Am trying to prove the following
Theorem. Let $A,B$ be closed convex cones in $\mathbb{R}^n$ with $A\cap B=\{0\}$. Suppose that $B$ contains no subspaces other than $\{0\}$. Then there exist a nonzero vector $v$ such that $$\langle x,v \rangle\leq 0< \langle y,v \rangle$$
for all $x\in A$ and nonzero $y\in B$.
Proof. Assume $B\neq\{0\}$, for otherwise the result holds vacuously. Let $C$ denote the convex hull of the set $\{y\in B: \|y\|=1\}$. Note that $C$ is nonempty, convex, and compact (the convex hull of a compact set in $\mathbb{R}^n$ is compact, see here). I claim that $A$ and $C$ are disjoints. Since $A\cap C\subset \{0\}$, assume by contradiction that $0\in C$. Then $0$ can be written as a convex combination of unit vectors from $B$:
$$0=\sum^n_{i=1}\lambda_i y_i, \quad \lambda_i\geq0 \text{ for each $i$,} \quad \sum_{i=1}^n\lambda_i=1$$
Choose any $k$ with $\lambda_k\neq 0$ and rearrange the above to get
$$\lambda_ky_k=-\sum_{i=1, i\neq k}^n\lambda_iy_i$$
Since $B$ is a convex cone, the LHS is an element of $B$ and the RHS is an element of $-B$. Therefore $\lambda_ky_k \in B\cap (-B)$. But $\lambda_ky_k$ is nonzero and $B\cap (-B)$ is a subspace contained in $B$, a contradiction.
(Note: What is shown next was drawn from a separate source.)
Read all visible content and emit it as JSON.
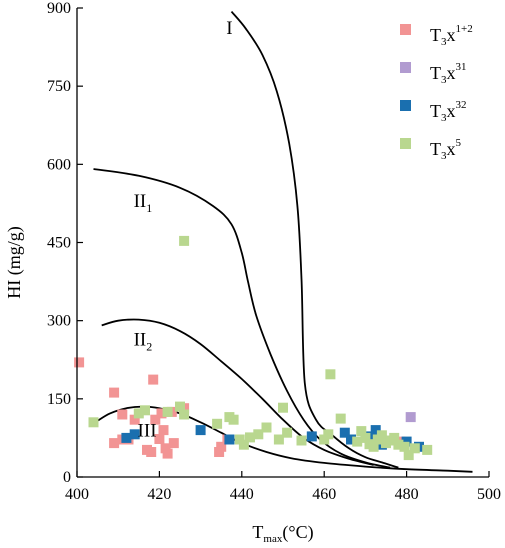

Therefore $A$ and $C$ are disjoints.
Now $A$ and $C$ satisfy the conditions of the separating hyperplane theorem (compact version), which means that there exist a nonzero vector $v$ and real numbers $c_1<c_2$ such that
$$\langle x,v \rangle<c_1<c_2< \langle y,v \rangle \quad \quad (1)$$
for all $x\in A$ and $y\in C$. Since $0 \in A$, we have $0<c_1$.
Let $x\in A$ and $\lambda>0$. Since $A$ is a cone, from $(1)$ we obtain
$$\langle \lambda x,v \rangle<c_1 \iff \langle x,v \rangle<\frac{1}{\lambda}c_1$$
Letting $\lambda\to\infty$ yields $\langle x,v \rangle\leq 0$. Hence $\langle x ,v \rangle\leq 0$ for all $x\in A$.
Let $y\in B$ be nonzero. Then $y=\lambda z$ for some $\lambda>0$ and $z\in C$, and from $(1)$ we obtain
$$0<\lambda c_2< \lambda \langle z,v \rangle =\langle y,v \rangle $$
Hence $\langle y ,v \rangle >0$ for all nonzero $y\in B$.
Am I missing something? Thanks a lot for your help.